Woo also regularly posts environmental impact studies concerning the few forested spaces left in Singapore and publicises government redevelopment plans, urging her followers to submit their thoughts.

Civic engagement in Singapore recently has increased, especially on the issue of the decreasing number of green and blue spaces on the island. The Housing and Development Board’s open consultation on Dover Forest at the start of 2021 was extended multiple times due to continued public interest and received over 1,800 responses.


The unique challenges presented by the ongoing Covid-19 pandemic has meant most civic engagement, already mostly online, has stayed online indefinitely. Woo felt this shift after previously hosting in-person events to reach people who were inaccessible through online engagement. 

“Because I started this [Instagram account] in 2019, momentum only started to pick up in the midst of COVID, which really hampered a lot of activities that could have aligned with the environment and sustainability,” she said. 

But the pandemic has proven to be a blessing for other activists like Kate Yeo, who runs the Instagram account @byobottlesg. The 20-year-old got involved in climate and environmental activism in 2018 by launching Bring Your Own Bottle, a campaign and social enterprise that partners with retailers in Singapore to offer discounts and perks to customers who bring their own containers to stores.

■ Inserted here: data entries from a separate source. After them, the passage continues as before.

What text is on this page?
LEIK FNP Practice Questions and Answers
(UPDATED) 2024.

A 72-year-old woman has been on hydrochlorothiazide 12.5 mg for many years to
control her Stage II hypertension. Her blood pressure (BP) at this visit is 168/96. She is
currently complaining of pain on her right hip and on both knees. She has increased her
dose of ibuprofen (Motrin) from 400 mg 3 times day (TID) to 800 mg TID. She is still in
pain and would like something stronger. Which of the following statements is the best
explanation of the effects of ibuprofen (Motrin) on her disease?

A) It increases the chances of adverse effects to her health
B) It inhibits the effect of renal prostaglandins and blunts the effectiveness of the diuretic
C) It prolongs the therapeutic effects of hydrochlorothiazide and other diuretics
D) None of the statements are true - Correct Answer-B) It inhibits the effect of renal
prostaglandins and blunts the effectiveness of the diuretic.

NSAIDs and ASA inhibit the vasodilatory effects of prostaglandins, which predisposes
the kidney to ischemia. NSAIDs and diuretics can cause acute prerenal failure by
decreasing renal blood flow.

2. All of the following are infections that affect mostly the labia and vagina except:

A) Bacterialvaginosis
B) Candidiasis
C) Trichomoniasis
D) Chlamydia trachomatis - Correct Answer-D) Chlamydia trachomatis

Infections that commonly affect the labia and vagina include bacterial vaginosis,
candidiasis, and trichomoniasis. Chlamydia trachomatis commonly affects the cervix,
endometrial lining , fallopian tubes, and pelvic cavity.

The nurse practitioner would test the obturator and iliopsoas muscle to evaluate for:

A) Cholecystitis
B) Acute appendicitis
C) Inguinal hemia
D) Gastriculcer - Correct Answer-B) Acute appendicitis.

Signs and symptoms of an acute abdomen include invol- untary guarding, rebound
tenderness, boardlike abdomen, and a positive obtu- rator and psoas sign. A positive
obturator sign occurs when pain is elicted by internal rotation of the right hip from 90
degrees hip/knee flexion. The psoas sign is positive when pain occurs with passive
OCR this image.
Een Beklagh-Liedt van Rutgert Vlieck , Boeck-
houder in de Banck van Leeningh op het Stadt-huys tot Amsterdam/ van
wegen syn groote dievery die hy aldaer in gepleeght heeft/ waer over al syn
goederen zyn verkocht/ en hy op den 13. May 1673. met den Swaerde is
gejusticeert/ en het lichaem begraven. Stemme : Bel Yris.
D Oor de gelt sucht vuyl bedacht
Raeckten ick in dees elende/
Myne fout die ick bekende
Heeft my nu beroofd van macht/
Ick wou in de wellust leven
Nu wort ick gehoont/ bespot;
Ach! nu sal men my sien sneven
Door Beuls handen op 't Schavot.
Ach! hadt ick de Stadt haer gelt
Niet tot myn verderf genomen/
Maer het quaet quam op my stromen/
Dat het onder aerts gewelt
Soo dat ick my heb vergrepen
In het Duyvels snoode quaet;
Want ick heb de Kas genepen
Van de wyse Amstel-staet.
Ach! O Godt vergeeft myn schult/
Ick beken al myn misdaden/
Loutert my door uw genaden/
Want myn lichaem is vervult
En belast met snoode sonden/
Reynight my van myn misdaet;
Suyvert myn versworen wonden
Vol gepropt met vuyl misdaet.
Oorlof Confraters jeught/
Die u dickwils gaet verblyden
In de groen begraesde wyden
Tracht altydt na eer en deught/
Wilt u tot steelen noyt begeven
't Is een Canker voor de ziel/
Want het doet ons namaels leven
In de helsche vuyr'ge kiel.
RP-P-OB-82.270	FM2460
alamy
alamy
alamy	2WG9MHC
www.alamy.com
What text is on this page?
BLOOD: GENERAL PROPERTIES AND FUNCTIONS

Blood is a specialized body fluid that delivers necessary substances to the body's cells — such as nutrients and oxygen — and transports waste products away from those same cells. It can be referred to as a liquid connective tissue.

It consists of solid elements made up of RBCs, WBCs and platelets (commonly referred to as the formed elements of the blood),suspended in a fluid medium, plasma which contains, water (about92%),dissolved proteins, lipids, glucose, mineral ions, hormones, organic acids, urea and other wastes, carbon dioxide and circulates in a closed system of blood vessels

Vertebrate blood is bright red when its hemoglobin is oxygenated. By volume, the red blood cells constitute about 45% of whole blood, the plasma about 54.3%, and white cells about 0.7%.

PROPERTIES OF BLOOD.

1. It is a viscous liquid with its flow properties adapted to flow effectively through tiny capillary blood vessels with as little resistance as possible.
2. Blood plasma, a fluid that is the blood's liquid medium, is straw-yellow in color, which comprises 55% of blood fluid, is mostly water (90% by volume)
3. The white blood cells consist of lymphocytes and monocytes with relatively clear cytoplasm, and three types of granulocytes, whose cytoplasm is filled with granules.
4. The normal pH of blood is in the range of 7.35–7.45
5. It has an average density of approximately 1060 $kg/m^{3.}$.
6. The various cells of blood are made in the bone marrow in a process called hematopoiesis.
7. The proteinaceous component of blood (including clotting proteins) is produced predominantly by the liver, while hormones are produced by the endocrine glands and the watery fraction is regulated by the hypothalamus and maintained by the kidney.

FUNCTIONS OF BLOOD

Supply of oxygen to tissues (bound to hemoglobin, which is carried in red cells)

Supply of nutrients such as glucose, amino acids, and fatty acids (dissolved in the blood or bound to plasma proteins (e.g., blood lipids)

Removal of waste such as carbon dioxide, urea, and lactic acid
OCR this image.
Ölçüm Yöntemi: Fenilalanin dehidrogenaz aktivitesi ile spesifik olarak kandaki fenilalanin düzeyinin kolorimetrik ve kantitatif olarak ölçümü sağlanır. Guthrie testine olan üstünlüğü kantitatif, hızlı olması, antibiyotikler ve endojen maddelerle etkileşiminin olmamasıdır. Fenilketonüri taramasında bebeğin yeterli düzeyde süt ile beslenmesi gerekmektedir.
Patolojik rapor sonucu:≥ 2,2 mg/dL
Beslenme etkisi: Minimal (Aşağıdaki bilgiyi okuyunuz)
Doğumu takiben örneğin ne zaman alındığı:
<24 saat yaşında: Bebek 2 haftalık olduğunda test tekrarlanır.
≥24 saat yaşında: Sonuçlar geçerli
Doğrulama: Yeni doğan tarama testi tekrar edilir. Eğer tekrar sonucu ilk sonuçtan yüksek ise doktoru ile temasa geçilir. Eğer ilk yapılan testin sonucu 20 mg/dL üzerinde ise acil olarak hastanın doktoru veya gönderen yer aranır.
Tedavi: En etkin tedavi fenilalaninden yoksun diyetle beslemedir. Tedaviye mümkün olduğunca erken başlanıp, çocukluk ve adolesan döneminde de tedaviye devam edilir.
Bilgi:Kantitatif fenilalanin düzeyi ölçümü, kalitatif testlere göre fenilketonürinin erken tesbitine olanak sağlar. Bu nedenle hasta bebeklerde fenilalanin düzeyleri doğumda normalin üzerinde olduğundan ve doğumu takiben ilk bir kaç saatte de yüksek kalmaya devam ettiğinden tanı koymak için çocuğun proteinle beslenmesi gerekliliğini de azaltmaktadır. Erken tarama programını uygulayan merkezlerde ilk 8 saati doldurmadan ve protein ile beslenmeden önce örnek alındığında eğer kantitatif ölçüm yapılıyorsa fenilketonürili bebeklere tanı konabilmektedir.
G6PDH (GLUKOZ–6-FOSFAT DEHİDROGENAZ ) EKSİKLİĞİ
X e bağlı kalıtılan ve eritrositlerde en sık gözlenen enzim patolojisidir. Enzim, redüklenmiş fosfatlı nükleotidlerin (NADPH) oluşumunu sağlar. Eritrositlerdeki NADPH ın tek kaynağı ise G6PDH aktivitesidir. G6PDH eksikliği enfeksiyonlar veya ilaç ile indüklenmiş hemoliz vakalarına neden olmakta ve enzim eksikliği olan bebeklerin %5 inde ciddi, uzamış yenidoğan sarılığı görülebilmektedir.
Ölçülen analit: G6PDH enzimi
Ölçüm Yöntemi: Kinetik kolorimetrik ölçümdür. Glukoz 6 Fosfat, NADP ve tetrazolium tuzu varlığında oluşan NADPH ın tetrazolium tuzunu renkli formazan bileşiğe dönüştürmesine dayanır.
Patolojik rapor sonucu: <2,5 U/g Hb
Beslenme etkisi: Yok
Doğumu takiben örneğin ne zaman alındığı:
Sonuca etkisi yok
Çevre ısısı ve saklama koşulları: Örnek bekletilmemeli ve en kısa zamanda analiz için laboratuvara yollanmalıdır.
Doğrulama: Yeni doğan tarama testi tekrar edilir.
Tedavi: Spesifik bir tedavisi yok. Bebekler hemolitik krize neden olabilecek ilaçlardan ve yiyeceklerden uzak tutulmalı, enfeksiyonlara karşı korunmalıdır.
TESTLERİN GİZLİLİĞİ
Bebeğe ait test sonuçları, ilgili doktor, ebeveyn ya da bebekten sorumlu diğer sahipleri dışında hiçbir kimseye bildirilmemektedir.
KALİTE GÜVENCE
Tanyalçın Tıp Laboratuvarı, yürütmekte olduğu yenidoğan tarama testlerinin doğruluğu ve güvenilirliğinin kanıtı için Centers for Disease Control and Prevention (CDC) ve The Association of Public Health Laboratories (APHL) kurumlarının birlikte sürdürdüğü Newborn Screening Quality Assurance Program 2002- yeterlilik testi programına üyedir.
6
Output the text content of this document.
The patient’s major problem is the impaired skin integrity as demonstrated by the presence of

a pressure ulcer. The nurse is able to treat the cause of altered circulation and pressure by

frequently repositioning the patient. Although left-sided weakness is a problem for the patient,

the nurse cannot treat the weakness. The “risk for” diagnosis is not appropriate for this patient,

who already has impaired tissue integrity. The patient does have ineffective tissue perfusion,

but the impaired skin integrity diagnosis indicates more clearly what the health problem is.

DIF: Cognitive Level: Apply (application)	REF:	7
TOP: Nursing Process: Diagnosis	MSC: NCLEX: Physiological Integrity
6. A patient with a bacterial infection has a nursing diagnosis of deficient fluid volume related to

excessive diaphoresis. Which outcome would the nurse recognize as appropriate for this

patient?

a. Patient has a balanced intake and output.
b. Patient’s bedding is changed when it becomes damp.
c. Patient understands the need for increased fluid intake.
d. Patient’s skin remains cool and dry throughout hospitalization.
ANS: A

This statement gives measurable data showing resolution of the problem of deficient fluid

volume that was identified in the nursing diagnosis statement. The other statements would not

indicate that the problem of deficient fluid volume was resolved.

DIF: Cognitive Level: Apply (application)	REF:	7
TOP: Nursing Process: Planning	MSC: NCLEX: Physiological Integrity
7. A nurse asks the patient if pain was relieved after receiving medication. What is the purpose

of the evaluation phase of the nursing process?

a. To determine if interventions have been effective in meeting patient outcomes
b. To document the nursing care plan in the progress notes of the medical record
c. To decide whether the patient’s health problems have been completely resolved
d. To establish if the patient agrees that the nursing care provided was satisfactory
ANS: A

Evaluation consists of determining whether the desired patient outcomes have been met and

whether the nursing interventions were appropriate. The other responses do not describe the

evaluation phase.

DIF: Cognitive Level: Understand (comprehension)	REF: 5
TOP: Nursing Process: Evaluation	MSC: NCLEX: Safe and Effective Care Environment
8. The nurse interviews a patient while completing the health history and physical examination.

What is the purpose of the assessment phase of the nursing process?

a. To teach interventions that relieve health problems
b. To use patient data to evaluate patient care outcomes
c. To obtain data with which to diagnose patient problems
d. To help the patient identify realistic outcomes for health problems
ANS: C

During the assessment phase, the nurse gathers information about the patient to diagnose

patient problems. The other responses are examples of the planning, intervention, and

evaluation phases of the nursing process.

The pandemic led many young people worldwide to organise digital strikes, such as those in which Yeo participated. Through these strikes, the first-year undergraduate met other activists and co-founded the Re-Earth Initiative, a campaign to increase climate movement accessibility through online education and writing tools. 

Despite the constraints on climate activists in Singapore, imposed or self-imposed, they still see social media’s potential to reach a wider audience. 

“Through social media, we reached out to 300,000 people across the world, and that was my first time really organising online and mobilising the masses. From there, my platform kind of just took off,” Yeo said. 

Social media is also an accessible means for activists to share narratives and from there, they hope, change lives. 

“I really believe the power of storytelling goes a really long way,” Gan said. “I do think that there’s power in people using social media platforms in a different way that inspires our communities to think about things differently and to live differently.”